Porém, os impactos relacionados ao óleo só foram avaliados por estudos científicos em cinco ecossistemas: bancos de rodolitos, praias, prados de ervas marinhas, estuários com manguezais e principalmente recifes com corais em águas rasas e em zonas entremarés (estes representando 78,6% dos estudos).
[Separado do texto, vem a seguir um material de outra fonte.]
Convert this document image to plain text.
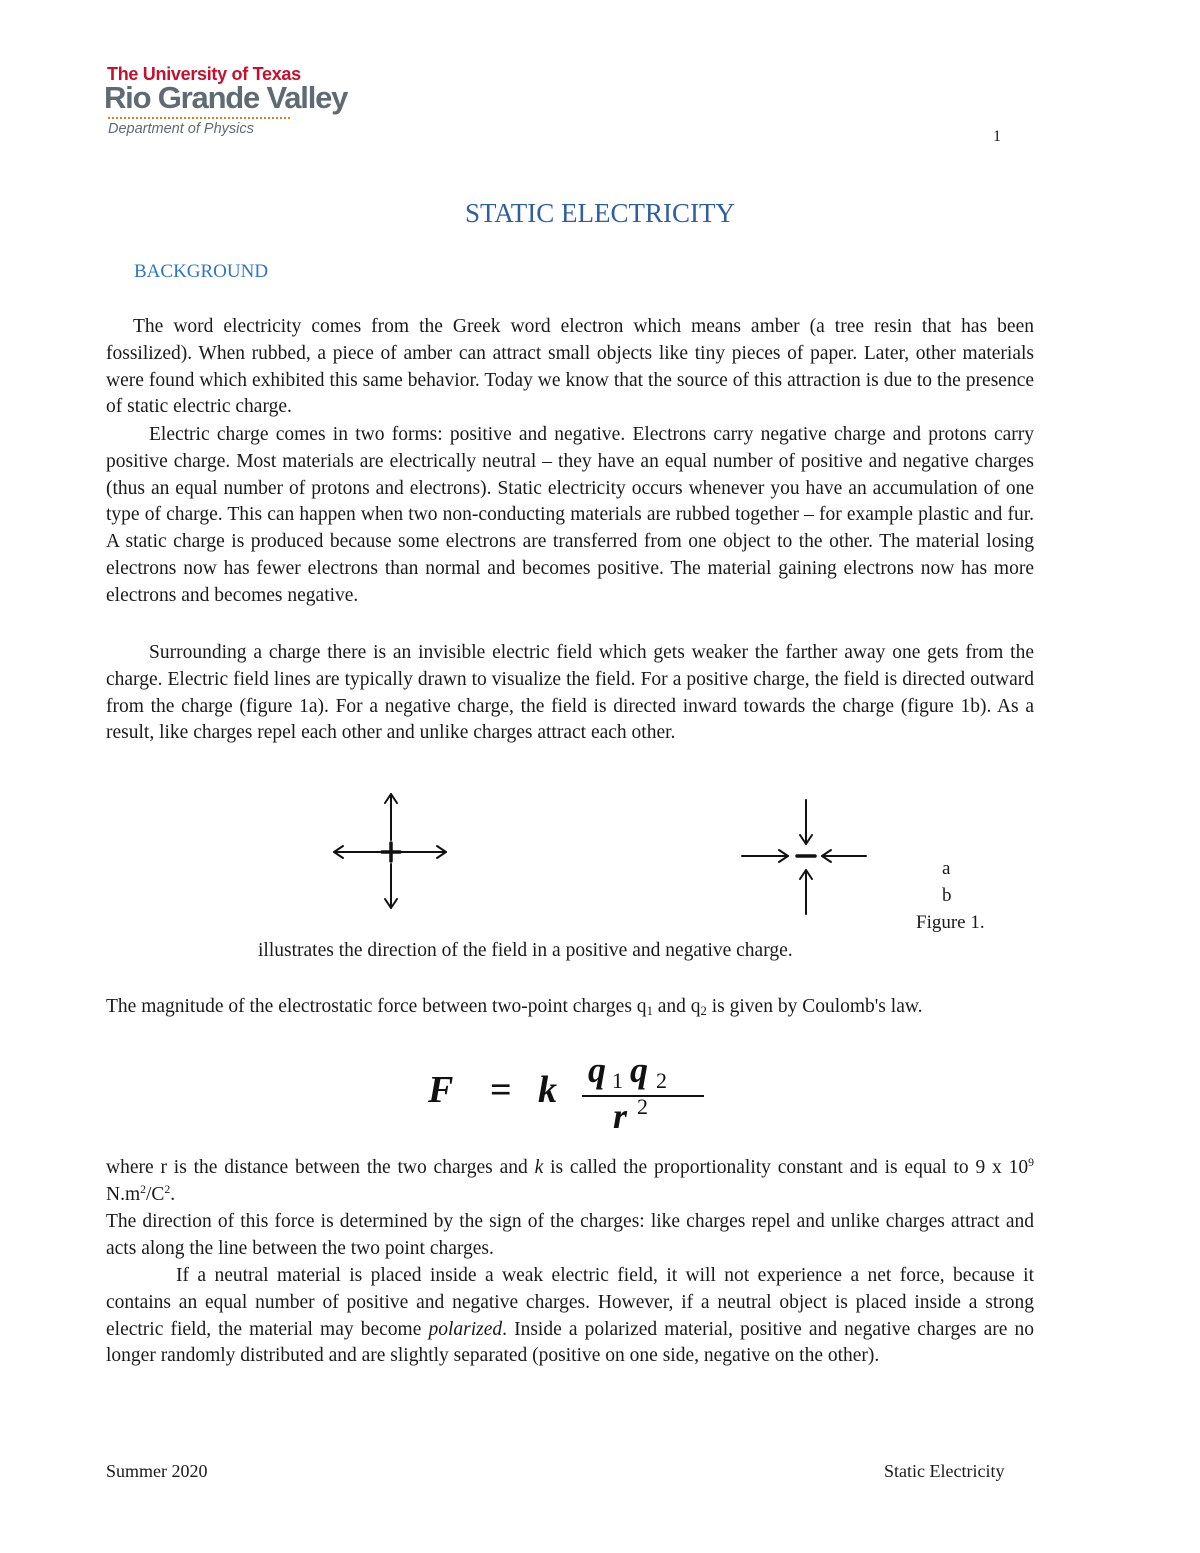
The University of Texas
Rio Grande Valley
Department of Physics	1
STATIC ELECTRICITY
BACKGROUND

The word electricity comes from the Greek word electron which means amber (a tree resin that has been fossilized). When rubbed, a piece of amber can attract small objects like tiny pieces of paper. Later, other materials were found which exhibited this same behavior. Today we know that the source of this attraction is due to the presence of static electric charge.

Electric charge comes in two forms: positive and negative. Electrons carry negative charge and protons carry positive charge. Most materials are electrically neutral – they have an equal number of positive and negative charges (thus an equal number of protons and electrons). Static electricity occurs whenever you have an accumulation of one type of charge. This can happen when two non-conducting materials are rubbed together – for example plastic and fur. A static charge is produced because some electrons are transferred from one object to the other. The material losing electrons now has fewer electrons than normal and becomes positive. The material gaining electrons now has more electrons and becomes negative.

Surrounding a charge there is an invisible electric field which gets weaker the farther away one gets from the charge. Electric field lines are typically drawn to visualize the field. For a positive charge, the field is directed outward from the charge (figure 1a). For a negative charge, the field is directed inward towards the charge (figure 1b). As a result, like charges repel each other and unlike charges attract each other.

a
b
Figure 1.
illustrates the direction of the field in a positive and negative charge.

The magnitude of the electrostatic force between two-point charges $q_1$ and $q_2$ is given by Coulomb's law.

F = k q 1 q 2
r 2

where r is the distance between the two charges and k is called the proportionality constant and is equal to 9 x $10^9$ $N.m^2/C^2$.

The direction of this force is determined by the sign of the charges: like charges repel and unlike charges attract and acts along the line between the two point charges.

If a neutral material is placed inside a weak electric field, it will not experience a net force, because it contains an equal number of positive and negative charges. However, if a neutral object is placed inside a strong electric field, the material may become polarized. Inside a polarized material, positive and negative charges are no longer randomly distributed and are slightly separated (positive on one side, negative on the other).

Summer 2020	Static Electricity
“Estudos de mapeamento e de ocorrência do óleo mostram que o óleo chegou lá nesses outros cinco ambientes. Só não existem estudos mostrando quais organismos foram impactados e como”, explica o Prof. Marcelo Soares, do LABOMAR, um dos autores do artigo. Ele assina a publicação com a Profª Emanuelle Fontenele Rabelo, pesquisadora na UFERSA.

Apesar de serem os ecossistemas mais estudados, os recifes de corais aparecem entre os que receberam menos óleo, contradição que pode ser explicada pela facilidade de acesso que apresentam a pesquisadores e mergulhadores.

“Os recifes têm alta biodiversidade e são monitorados por diversas equipes. Devido a sua relevância como o ecossistema marinho mais diverso, se tornaram o ambiente mais estudado”, afirma o Prof. Marcelo.

EXTINÇÃO

Além dos impactos já mencionados, os estudos reunidos também apontam alterações mutagênicas e morfológicas de espécies, contaminação por metais e hidrocarbonetos tóxicos, mudanças nas taxas de sobrevivência, diminuição na riqueza geral das espécies e aumento oportunista de organismos mais tolerantes a óleos.

Alguns dos impactos registrados em em diferentes espécies marinhas (Imagem: Reprodução)

Com a extensão da área de impacto do derramamento, foram atingidas inclusive regiões que abrigam pelo menos 35 espécies ameaçadas de extinção, incluindo elasmobrânquios (subclasse que inclui tubarões e raias), peixes, invertebrados, pássaros migratórios, tartarugas marinhas e mamíferos marinhos.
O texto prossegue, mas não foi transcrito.